ESSAI – Sourires et plaisirs d’antan avec l’Alpine A110

Improbable tellement la frilosité des constructeurs est grande à l’égard des voitures de niche, la renaissance d’Alpine est bien là. Avec l’A110 qui revendique un héritage, celui de la légendaire berlinette, lourd à porter, pas question de se planter. Le résultat dépasse nos plus folles espérances.

Relancer Alpine en étant à la hauteur du patrimoine légué par Jean Rédélé et ses équipes, c’est un défi qui a donné la migraine des années durant à ceux qui ont conçu la relève, la nouvelle A110. Ils ont choisi de réinterpréter la berlinette originelle en modernisant ses caractéristiques. Esprit es-tu là ?

Le maître-mot de l’A110, c’est donc la légèreté, obtenue grâce à un châssis en alu permettant d’embarquer une cavalerie raisonnable, en l’occurrence le récent 1,8 l turbo de la Mégane RS retravaillé (à la baisse) pour développer 252 ch au lieu des 280 de la compacte. Une bonne base pour déplacer seulement 1 100 kilos. Ce poids réduit est aussi obtenu grâce à des dimensions à l’avenant : toute menue, l’Alpine provoque d’abord la surprise. 4,18 m de longueur, c’est 6 cm de plus qu’un Captur. Dans ce format, Alpine parvient à loger deux petits compartiments (un à l’avant, un à l’arrière) qui ne sont pas vraiment un sujet quand on tourne autour de cette auto. Si elle peut embarquer un petit sac de voyage souple au cas où avec deux slips propres, deux ou trois t-shirts, une brosse à dents et du dentifrice, c’est gagné. Passons à autre chose.

Le look, peut-être ? Les petites billes ronds (à led), les nervures du capot qui rappellent l’A110 originelle prouvent qu’on peut réinterpréter habilement une icône sans verser dans le néo-rétro caricatural.

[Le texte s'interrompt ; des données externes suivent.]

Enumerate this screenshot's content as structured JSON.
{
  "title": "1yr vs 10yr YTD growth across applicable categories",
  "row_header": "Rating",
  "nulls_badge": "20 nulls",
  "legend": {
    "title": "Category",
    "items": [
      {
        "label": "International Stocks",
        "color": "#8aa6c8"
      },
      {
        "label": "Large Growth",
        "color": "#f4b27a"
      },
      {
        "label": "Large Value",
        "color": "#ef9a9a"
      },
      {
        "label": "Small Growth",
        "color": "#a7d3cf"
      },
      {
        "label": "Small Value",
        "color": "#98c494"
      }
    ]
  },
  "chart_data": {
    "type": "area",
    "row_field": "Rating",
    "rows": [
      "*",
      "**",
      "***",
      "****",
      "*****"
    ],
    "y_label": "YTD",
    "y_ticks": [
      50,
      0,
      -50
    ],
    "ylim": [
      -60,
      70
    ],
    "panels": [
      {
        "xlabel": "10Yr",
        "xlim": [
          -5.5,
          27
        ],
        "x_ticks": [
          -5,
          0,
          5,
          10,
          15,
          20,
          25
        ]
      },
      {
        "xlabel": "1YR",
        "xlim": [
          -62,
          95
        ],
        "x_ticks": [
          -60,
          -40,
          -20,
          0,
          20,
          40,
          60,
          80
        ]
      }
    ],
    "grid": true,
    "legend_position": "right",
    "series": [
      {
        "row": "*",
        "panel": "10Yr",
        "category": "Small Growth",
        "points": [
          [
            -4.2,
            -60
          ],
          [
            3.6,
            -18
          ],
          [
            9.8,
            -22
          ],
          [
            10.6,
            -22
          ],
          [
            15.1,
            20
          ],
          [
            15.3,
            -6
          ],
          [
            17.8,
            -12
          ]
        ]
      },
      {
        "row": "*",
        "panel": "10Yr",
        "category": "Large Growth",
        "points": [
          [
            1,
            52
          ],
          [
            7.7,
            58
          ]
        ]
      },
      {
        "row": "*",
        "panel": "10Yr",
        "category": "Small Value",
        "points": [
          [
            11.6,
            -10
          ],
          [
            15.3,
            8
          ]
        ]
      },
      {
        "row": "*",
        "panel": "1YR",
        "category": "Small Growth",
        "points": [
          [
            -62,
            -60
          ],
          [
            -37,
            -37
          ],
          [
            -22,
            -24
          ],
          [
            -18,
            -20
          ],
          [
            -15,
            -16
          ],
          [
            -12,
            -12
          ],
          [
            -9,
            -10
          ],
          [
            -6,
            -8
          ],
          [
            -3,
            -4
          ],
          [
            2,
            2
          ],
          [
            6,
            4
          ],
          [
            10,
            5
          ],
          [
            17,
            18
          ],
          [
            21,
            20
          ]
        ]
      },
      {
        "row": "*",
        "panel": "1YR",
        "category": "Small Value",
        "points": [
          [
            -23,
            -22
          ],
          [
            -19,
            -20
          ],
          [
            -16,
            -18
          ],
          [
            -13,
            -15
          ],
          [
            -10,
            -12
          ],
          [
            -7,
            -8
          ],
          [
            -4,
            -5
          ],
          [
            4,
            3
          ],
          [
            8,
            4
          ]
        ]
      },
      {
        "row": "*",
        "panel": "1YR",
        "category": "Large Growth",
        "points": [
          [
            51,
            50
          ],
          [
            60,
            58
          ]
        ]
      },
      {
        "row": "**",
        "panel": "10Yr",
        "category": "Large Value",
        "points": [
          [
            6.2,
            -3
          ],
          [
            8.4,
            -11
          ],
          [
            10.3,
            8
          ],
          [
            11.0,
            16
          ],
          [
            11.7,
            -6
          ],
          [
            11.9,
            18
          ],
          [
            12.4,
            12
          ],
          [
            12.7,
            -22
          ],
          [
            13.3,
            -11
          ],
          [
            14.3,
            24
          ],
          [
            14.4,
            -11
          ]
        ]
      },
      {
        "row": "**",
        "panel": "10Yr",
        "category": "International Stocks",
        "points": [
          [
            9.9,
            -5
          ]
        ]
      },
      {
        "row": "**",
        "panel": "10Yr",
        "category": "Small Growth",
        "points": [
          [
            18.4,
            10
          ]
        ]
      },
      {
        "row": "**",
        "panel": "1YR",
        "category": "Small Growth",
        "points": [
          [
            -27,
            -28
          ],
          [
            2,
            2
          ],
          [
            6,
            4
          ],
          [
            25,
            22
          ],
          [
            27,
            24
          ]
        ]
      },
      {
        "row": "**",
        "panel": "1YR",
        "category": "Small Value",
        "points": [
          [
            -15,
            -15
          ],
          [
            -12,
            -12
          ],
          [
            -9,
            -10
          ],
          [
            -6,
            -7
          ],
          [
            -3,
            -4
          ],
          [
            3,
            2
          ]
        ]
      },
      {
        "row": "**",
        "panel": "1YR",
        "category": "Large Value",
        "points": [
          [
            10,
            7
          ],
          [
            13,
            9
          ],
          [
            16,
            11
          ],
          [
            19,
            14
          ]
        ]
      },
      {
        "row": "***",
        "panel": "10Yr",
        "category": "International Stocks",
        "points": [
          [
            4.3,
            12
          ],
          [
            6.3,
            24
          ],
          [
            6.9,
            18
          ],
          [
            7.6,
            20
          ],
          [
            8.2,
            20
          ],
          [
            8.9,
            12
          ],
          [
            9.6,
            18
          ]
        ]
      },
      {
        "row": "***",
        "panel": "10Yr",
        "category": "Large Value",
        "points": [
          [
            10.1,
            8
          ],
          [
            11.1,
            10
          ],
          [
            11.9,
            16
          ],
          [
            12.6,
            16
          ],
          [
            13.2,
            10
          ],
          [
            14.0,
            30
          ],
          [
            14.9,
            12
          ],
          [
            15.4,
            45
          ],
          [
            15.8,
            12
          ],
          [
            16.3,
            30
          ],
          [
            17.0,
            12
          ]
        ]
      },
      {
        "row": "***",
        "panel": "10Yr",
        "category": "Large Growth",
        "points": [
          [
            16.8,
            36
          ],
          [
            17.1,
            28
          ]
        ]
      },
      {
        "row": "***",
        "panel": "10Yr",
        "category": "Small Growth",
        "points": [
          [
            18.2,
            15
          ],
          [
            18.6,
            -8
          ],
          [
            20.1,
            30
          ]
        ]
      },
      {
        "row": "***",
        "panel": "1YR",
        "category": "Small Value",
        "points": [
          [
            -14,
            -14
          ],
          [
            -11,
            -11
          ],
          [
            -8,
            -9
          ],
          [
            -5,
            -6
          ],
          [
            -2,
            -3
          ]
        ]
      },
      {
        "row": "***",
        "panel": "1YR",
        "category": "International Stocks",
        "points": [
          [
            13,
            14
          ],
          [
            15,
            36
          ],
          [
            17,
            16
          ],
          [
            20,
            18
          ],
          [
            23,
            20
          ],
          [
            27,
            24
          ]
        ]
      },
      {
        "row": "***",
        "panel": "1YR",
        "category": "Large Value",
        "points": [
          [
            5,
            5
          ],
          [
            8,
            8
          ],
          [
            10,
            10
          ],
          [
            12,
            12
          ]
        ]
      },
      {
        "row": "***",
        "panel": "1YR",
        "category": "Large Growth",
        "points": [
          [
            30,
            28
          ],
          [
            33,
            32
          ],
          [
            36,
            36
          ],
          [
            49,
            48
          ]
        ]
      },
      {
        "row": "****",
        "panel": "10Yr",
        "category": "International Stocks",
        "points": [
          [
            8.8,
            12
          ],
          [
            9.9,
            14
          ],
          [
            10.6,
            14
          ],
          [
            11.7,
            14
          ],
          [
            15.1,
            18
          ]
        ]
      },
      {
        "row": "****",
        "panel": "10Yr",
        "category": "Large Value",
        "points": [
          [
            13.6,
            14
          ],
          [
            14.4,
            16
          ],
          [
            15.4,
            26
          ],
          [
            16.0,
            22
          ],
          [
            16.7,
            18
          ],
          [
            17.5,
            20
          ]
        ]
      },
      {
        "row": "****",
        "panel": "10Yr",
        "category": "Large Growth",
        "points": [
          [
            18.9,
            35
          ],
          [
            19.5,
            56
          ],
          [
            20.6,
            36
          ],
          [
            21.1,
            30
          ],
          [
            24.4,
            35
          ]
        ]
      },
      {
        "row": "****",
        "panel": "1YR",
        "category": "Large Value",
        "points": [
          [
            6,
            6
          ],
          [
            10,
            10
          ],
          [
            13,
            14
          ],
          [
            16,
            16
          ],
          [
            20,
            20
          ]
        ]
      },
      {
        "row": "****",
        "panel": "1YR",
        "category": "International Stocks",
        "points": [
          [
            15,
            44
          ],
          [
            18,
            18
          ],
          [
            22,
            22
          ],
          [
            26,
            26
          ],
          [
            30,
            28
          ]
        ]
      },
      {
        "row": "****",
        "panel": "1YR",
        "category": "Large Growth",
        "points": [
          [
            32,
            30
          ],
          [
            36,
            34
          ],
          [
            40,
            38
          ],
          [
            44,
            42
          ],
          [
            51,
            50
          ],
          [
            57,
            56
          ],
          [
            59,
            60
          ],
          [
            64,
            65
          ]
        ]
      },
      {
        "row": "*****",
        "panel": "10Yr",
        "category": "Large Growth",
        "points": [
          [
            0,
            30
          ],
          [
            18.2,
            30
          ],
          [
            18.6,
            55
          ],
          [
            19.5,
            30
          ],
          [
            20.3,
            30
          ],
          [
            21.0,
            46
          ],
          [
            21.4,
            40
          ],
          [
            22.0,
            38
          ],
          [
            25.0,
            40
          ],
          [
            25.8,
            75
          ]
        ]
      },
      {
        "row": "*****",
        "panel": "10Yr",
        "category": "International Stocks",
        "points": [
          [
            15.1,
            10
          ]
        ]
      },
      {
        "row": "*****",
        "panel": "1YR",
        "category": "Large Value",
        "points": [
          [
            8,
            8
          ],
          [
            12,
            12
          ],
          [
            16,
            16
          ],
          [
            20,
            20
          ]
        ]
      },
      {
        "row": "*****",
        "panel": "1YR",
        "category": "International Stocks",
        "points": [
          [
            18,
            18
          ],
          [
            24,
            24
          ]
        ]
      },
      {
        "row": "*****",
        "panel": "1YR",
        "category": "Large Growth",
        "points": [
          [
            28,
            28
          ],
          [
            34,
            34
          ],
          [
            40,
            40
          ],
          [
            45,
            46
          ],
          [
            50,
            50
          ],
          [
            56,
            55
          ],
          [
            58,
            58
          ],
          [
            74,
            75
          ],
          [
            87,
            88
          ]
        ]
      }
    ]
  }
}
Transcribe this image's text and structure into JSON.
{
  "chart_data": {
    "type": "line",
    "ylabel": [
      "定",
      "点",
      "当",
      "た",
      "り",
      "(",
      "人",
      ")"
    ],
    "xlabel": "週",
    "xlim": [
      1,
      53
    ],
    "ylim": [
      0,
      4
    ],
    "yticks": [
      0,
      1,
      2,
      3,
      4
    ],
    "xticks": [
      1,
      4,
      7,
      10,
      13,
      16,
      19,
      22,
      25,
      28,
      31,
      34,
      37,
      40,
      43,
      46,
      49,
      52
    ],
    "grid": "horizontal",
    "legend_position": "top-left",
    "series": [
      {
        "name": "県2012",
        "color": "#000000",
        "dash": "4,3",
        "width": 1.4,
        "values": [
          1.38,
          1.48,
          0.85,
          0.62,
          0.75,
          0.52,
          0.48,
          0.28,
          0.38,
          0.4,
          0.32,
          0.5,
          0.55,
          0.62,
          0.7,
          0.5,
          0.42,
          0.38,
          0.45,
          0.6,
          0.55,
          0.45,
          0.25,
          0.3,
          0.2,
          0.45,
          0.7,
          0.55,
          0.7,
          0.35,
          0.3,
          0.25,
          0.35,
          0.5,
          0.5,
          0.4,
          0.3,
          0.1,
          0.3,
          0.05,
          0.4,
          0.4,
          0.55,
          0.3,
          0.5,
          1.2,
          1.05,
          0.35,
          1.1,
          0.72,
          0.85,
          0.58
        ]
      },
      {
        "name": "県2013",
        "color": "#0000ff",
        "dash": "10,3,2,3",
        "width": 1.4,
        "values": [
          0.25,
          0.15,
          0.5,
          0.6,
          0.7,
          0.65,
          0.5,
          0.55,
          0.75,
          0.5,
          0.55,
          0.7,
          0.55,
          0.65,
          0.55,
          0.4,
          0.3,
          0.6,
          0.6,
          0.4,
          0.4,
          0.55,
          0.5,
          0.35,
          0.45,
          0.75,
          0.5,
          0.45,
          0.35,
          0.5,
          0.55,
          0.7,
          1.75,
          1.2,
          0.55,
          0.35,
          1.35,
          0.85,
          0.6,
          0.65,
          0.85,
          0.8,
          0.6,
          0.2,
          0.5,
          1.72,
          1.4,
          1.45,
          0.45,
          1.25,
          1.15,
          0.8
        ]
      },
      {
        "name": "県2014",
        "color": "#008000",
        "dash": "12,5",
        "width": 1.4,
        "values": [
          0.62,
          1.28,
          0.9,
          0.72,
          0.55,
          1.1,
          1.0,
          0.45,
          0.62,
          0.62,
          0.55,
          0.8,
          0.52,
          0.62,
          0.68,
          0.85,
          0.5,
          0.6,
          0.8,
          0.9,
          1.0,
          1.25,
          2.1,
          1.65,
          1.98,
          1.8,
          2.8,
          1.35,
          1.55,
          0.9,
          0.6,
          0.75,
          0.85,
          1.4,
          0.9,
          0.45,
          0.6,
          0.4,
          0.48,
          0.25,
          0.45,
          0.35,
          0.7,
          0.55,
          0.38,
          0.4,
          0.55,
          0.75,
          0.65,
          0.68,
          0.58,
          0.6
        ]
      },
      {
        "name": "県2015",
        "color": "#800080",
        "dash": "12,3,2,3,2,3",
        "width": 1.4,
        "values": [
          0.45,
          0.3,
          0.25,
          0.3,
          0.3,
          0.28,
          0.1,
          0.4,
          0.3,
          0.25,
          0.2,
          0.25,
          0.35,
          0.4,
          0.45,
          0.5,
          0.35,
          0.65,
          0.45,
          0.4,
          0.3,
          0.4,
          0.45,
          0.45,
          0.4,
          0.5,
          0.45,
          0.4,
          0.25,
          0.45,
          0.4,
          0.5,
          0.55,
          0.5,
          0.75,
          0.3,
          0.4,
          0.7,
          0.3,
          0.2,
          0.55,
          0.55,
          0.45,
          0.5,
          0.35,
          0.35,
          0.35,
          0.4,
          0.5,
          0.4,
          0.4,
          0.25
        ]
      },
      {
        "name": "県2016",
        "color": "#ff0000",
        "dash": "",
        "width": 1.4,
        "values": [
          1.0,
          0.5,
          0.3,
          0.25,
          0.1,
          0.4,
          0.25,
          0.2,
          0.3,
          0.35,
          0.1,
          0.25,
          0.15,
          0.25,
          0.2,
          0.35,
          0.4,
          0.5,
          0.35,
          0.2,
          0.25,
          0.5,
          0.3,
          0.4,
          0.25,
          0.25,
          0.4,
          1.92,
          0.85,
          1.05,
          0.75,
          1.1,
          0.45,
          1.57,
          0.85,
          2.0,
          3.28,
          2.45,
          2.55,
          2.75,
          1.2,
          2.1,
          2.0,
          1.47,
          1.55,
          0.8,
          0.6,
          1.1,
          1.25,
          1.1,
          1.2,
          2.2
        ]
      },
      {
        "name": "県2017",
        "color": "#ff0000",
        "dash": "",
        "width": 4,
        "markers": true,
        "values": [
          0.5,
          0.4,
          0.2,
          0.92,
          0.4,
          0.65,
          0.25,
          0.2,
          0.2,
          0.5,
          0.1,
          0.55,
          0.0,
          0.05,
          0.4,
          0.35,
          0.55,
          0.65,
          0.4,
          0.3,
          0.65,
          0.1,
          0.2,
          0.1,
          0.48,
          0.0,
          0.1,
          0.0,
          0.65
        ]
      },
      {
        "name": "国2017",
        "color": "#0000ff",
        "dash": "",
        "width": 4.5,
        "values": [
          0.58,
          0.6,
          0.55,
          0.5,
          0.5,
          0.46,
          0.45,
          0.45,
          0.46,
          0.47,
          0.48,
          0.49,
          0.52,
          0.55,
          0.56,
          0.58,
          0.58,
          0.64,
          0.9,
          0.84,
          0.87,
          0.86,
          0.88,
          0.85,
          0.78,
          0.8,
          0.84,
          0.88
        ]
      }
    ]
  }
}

Le charme agit très vite en tout cas.

La notion de poids plume transparaît dès les premiers tours de roue. Comme sur l’ancêtre, le moulin qui entraîne les roues arrière est placé en position centrale, derrière les deux sièges allégés de cette finition Pure, fixés au ras du sol dans un habitacle pas si étriqué au regard des dimensions contenues de la bête .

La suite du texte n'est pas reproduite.